Marche arrière

Que nous réserve la Feuille de route de la Refondation que le chef de l’État doit signer d’ici demain avant d’être remise à la SADC ?

Selon la ministre d’État auprès de la présidence chargée de la Refondation, la feuille de route a été déjà ficelée mais elle n’a pas révélé de détails. Ce qui est tout à fait normal. La primeur revient au chef de l’État avant sa signature. Ce qui suscite des interrogations, ce sont les exigences de l’Union Africaine et de la SADC à propos de cette feuille de route. Il faut dire tout simplement que les conditions posées par la SADC sont plutôt contraignantes et limitent carrément la marge de manœuvre de la Refondation.

La SADC exige le retour à l’ordre constitutionnel, le retour du fonctionnement des institutions démocratiques.

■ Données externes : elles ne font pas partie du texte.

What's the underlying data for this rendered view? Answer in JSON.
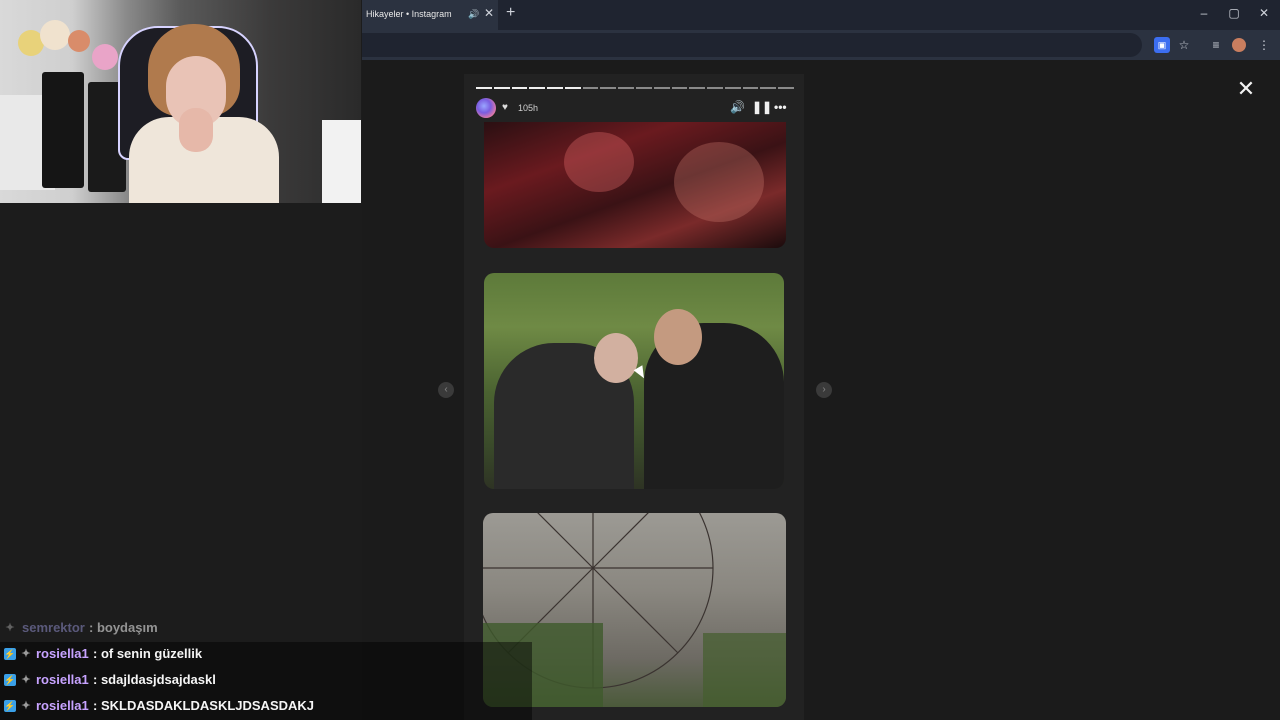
{
  "browser": {
    "tab_title": "Hikayeler • Instagram",
    "tab_audio_icon": "speaker-icon",
    "tab_close": "✕",
    "new_tab": "+",
    "window_controls": [
      "–",
      "▢",
      "✕"
    ]
  },
  "toolbar": {
    "icons": [
      "cast-extension-icon",
      "bookmark-star-icon",
      "media-queue-icon",
      "profile-avatar-icon",
      "kebab-menu-icon"
    ]
  },
  "story": {
    "time_ago": "105h",
    "progress_segments": 18,
    "progress_done": 6,
    "controls": [
      "volume-icon",
      "pause-icon",
      "more-icon"
    ]
  },
  "page": {
    "close_label": "✕",
    "prev_arrow": "‹",
    "next_arrow": "›"
  },
  "chat": {
    "messages": [
      {
        "user": "semrektor",
        "text": ": boydaşım",
        "user_color": "#8e8cc9",
        "faded": true
      },
      {
        "user": "rosiella1",
        "text": ": of senin güzellik",
        "user_color": "#c7a3ff",
        "faded": false
      },
      {
        "user": "rosiella1",
        "text": ": sdajldasjdsajdaskl",
        "user_color": "#c7a3ff",
        "faded": false
      },
      {
        "user": "rosiella1",
        "text": ": SKLDASDAKLDASKLJDSASDAKJ",
        "user_color": "#c7a3ff",
        "faded": false
      }
    ]
  },
  "colors": {
    "chrome_dark": "#1f2430",
    "chrome_mid": "#2b3240",
    "page_bg": "#1b1b1b",
    "panel_bg": "#222222",
    "sub_badge": "#3aa0e8"
  }
}
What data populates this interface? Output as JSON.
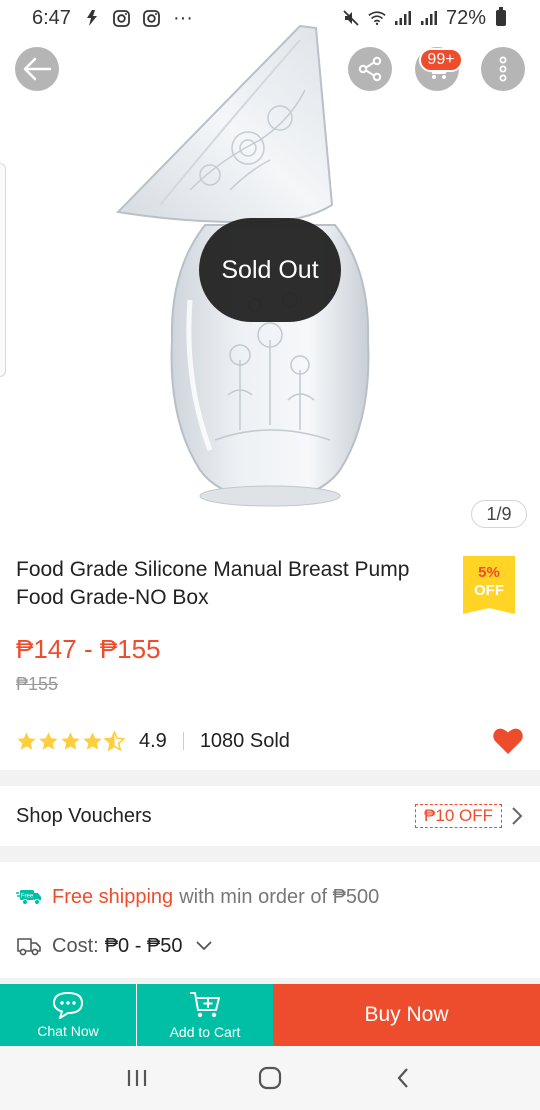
{
  "status_bar": {
    "time": "6:47",
    "overflow": "···",
    "battery": "72%"
  },
  "hero": {
    "sold_out_label": "Sold Out",
    "image_counter": "1/9",
    "cart_badge": "99+"
  },
  "product": {
    "title_line1": "Food Grade Silicone Manual Breast Pump",
    "title_line2": "Food Grade-NO Box",
    "discount_percent": "5%",
    "discount_off": "OFF",
    "price_range": "₱147 - ₱155",
    "original_price": "₱155",
    "rating": "4.9",
    "rating_stars": 4.5,
    "sold_count": "1080 Sold",
    "favorited": true
  },
  "vouchers": {
    "label": "Shop Vouchers",
    "chip": "₱10 OFF"
  },
  "shipping": {
    "highlight": "Free shipping",
    "rest": "with min order of ₱500",
    "cost_label": "Cost:",
    "cost_value": "₱0 - ₱50",
    "free_badge": "Free"
  },
  "actions": {
    "chat_label": "Chat Now",
    "add_to_cart_label": "Add to Cart",
    "buy_now_label": "Buy Now"
  },
  "colors": {
    "accent": "#ee4d2d",
    "teal": "#00bfa5",
    "star": "#ffce3d",
    "discount_bg": "#ffd424"
  }
}
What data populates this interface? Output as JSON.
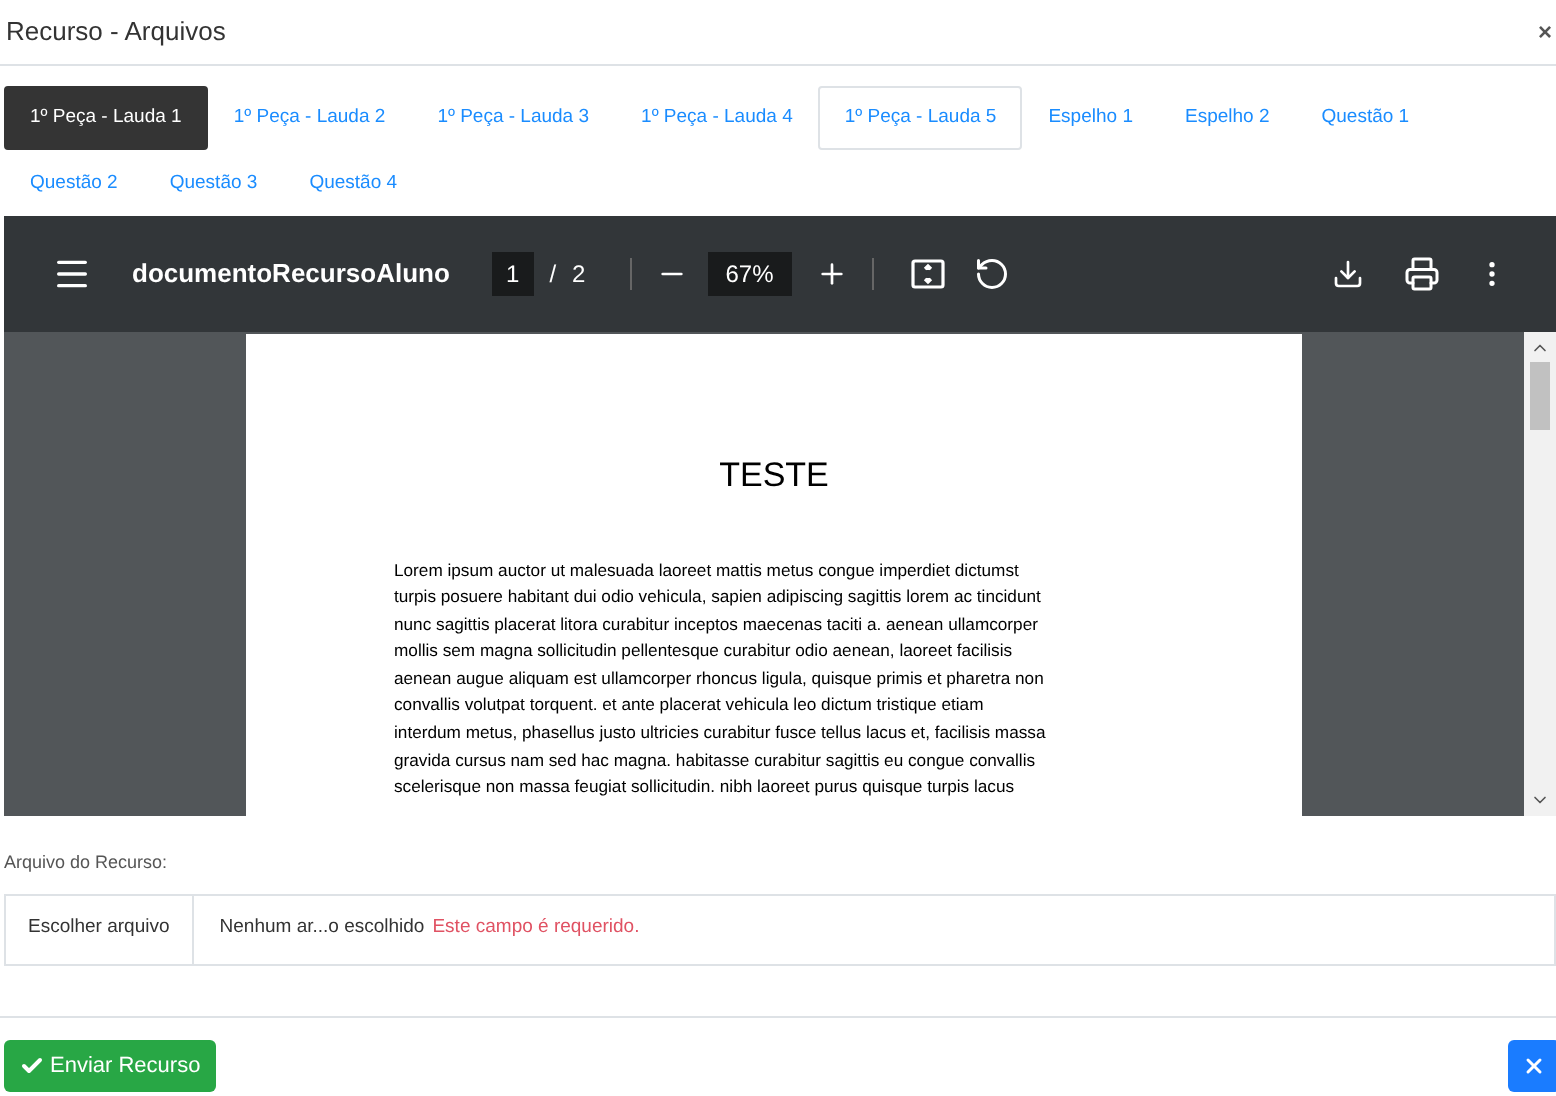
{
  "modal": {
    "title": "Recurso - Arquivos",
    "close": "×"
  },
  "tabs": [
    {
      "label": "1º Peça - Lauda 1",
      "selected": true,
      "outlined": false
    },
    {
      "label": "1º Peça - Lauda 2",
      "selected": false,
      "outlined": false
    },
    {
      "label": "1º Peça - Lauda 3",
      "selected": false,
      "outlined": false
    },
    {
      "label": "1º Peça - Lauda 4",
      "selected": false,
      "outlined": false
    },
    {
      "label": "1º Peça - Lauda 5",
      "selected": false,
      "outlined": true
    },
    {
      "label": "Espelho 1",
      "selected": false,
      "outlined": false
    },
    {
      "label": "Espelho 2",
      "selected": false,
      "outlined": false
    },
    {
      "label": "Questão 1",
      "selected": false,
      "outlined": false
    },
    {
      "label": "Questão 2",
      "selected": false,
      "outlined": false
    },
    {
      "label": "Questão 3",
      "selected": false,
      "outlined": false
    },
    {
      "label": "Questão 4",
      "selected": false,
      "outlined": false
    }
  ],
  "pdf_viewer": {
    "filename": "documentoRecursoAluno",
    "page": "1",
    "separator": "/",
    "total_pages": "2",
    "zoom": "67%",
    "document": {
      "heading": "TESTE",
      "lines": [
        "Lorem ipsum auctor ut malesuada laoreet mattis metus congue imperdiet dictumst",
        "turpis posuere habitant dui odio vehicula, sapien adipiscing sagittis lorem ac tincidunt",
        "nunc sagittis placerat litora curabitur inceptos maecenas taciti a. aenean ullamcorper",
        "mollis sem magna sollicitudin pellentesque curabitur odio aenean, laoreet facilisis",
        "aenean augue aliquam est ullamcorper rhoncus ligula, quisque primis et pharetra non",
        "convallis volutpat torquent. et ante placerat vehicula leo dictum tristique etiam",
        "interdum metus, phasellus justo ultricies curabitur fusce tellus lacus et, facilisis massa",
        "gravida cursus nam sed hac magna. habitasse curabitur sagittis eu congue convallis",
        "scelerisque non massa feugiat sollicitudin. nibh laoreet purus quisque turpis lacus"
      ]
    }
  },
  "upload": {
    "label": "Arquivo do Recurso:",
    "button": "Escolher arquivo",
    "file_name": "Nenhum ar...o escolhido",
    "error": "Este campo é requerido."
  },
  "footer": {
    "submit": "Enviar Recurso"
  }
}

Elle impose également l’organisation des élections libres, inclusives et transparentes assortie d’un calendrier électoral précis.

La SADC recommande la mise en place d’un dialogue national inclusif associant l’opposition, la société civile et l’ensemble des parties prenantes.

Et ce n’est pas tout, et ce n’est pas des moindres, la SADC exige le retour des exilés politiques afin qu’ils puissent participer pleinement au dialogue et aux futurs scrutins.

Par ailleurs, la Refondation doit faire un rapport tous les trois mois concernant l’application de la feuille de route. Le tout sera supervisé par l’ancienne présidente du Malawi, Joyce Banda.

Si la Refondation accepte toutes ces conditions et promet de les réaliser dans la Feuille de route, il s’agira tout simplement d’un retour en arrière, d’un reniement des manifestations populaires po ur mettre fin à un régime oppressif.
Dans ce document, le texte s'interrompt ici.